Now, I have seen, attended, and taken blackmail photos of many bachelor parties in the past, but I had never officially been part of one.
The day of the party I was called up, given an “honorary male” status, and invited along for fun and shenanigans. It seems that a number of the guys invited had canceled at the last minute, due to girlfriend/wife/partner disapproval. This made the party pathetically small, and I was tapped to fill the gap.
I told them I would put on a fake moustache for the occasion.
The groom-to-be was a sweet, quiet, mellow guy who plays online role-playing games and paints lead figurines. The best man (my co-conspirator in this little adventure) is a batshit-crazy nuclear scientist from Kentucky who looks like a giant hairy Viking.
I knew from the start that this night would end up as a quirky story about prostitutes.
We started our night of debauchery at a nice restaurant, then had drinks at a local martini bar while we mulled over our choices.

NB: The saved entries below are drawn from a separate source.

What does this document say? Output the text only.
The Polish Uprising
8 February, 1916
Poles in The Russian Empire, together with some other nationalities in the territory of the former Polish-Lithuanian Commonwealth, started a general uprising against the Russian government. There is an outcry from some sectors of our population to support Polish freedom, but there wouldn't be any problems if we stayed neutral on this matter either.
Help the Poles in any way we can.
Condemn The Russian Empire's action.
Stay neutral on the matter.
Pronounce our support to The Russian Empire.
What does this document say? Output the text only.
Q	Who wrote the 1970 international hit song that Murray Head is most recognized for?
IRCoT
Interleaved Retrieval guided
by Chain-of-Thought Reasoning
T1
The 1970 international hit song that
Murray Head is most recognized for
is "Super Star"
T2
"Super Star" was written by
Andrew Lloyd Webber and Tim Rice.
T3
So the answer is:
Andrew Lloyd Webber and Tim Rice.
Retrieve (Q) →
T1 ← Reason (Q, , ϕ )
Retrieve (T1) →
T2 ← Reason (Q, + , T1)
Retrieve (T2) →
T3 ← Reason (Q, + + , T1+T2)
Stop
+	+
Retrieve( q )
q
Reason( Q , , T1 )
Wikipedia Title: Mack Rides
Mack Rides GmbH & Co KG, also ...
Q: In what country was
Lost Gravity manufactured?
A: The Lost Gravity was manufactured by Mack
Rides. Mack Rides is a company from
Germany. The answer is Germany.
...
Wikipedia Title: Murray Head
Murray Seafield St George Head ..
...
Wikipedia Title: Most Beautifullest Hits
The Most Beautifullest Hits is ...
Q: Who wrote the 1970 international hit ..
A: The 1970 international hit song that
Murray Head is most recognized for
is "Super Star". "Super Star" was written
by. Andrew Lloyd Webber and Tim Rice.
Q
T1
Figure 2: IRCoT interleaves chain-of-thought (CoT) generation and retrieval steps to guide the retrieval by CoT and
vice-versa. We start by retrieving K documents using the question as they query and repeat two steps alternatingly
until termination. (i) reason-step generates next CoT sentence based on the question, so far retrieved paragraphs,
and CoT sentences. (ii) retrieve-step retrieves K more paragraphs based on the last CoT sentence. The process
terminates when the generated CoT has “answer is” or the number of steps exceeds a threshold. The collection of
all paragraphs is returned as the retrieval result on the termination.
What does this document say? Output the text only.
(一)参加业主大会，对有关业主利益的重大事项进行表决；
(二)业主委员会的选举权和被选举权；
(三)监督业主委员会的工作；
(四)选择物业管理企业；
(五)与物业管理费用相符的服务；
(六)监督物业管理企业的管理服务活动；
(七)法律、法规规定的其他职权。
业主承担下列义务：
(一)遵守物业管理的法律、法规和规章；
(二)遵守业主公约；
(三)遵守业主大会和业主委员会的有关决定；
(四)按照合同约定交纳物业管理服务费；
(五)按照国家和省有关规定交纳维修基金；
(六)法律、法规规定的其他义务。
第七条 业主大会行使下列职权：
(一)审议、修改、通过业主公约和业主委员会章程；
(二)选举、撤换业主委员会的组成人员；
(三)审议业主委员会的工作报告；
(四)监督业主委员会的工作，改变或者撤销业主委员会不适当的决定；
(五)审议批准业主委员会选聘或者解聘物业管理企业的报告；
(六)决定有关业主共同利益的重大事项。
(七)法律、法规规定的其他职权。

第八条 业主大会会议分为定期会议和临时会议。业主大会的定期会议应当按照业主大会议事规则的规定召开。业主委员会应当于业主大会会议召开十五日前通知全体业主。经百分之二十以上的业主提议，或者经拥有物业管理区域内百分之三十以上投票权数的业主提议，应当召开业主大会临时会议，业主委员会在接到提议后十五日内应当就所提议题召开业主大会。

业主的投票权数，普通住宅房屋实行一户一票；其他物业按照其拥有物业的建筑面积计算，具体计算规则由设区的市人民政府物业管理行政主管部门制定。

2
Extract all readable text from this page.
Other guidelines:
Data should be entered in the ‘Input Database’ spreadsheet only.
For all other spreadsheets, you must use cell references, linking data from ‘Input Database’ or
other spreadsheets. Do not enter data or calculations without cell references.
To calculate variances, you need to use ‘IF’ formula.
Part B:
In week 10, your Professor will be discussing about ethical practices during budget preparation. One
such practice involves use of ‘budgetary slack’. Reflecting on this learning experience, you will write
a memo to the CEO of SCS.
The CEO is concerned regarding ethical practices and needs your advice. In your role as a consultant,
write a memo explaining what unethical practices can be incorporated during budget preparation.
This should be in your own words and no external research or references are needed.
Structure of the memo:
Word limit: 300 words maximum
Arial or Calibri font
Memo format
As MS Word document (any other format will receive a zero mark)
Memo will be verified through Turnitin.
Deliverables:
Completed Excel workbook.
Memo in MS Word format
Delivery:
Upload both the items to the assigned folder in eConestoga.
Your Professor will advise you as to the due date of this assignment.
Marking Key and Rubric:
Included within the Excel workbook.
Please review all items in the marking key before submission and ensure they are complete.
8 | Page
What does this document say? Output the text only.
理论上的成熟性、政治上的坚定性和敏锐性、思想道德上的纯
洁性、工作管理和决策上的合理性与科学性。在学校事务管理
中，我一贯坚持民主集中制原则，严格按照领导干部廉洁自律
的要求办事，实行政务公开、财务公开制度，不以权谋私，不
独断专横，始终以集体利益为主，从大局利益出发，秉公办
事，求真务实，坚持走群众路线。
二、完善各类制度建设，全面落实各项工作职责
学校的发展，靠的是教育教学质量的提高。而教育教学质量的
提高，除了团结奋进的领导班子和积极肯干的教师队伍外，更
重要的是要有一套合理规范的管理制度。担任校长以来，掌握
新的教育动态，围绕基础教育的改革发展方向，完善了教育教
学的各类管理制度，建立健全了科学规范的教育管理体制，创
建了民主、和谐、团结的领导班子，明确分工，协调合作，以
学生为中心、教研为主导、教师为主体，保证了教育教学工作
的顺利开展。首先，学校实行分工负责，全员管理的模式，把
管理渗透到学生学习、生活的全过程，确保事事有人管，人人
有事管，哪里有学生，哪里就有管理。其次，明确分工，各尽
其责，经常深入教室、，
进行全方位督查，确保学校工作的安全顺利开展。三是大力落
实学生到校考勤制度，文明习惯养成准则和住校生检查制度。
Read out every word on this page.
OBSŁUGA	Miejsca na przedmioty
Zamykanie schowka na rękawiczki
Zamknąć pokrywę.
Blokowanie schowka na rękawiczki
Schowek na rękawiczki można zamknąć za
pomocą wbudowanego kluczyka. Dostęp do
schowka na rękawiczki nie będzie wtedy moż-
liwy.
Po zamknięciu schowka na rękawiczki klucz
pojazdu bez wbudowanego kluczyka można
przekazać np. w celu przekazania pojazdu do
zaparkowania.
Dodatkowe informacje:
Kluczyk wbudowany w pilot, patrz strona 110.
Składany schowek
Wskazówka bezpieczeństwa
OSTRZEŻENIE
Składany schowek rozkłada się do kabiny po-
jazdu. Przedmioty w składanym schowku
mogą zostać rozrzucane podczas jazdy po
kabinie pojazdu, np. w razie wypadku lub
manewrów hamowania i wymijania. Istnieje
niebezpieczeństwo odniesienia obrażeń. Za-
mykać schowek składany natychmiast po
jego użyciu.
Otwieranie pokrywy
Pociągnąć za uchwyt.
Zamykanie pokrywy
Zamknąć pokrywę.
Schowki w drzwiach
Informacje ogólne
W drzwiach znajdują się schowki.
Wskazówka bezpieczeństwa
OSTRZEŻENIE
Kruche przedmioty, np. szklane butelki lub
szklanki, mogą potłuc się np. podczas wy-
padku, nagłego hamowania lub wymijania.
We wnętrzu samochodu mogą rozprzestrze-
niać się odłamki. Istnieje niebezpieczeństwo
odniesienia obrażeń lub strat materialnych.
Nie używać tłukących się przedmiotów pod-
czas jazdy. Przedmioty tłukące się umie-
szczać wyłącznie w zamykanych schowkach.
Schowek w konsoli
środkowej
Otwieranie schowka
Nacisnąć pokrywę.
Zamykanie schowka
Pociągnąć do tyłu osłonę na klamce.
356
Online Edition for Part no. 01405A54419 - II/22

“Would you like to go to an upscale strip club?” I innocently inquired “I happen to know of several”
“We want sleaze!” The boys declared in unison.
“Take us to where old strippers go to die!”
… Hrmmmmm.
Skanky hellholes were a little out of my expert field, but I am always willing to embark on a scientific experiment. I told the group that I’d heard nasty things about the Mitchell Brothers O’Farrell theatre, but had never personally gone.
When I described its history and all the rumors I’d heard, the group instantly agreed that it sounded like a splendid place to start out.
Our mission was set, and off we went.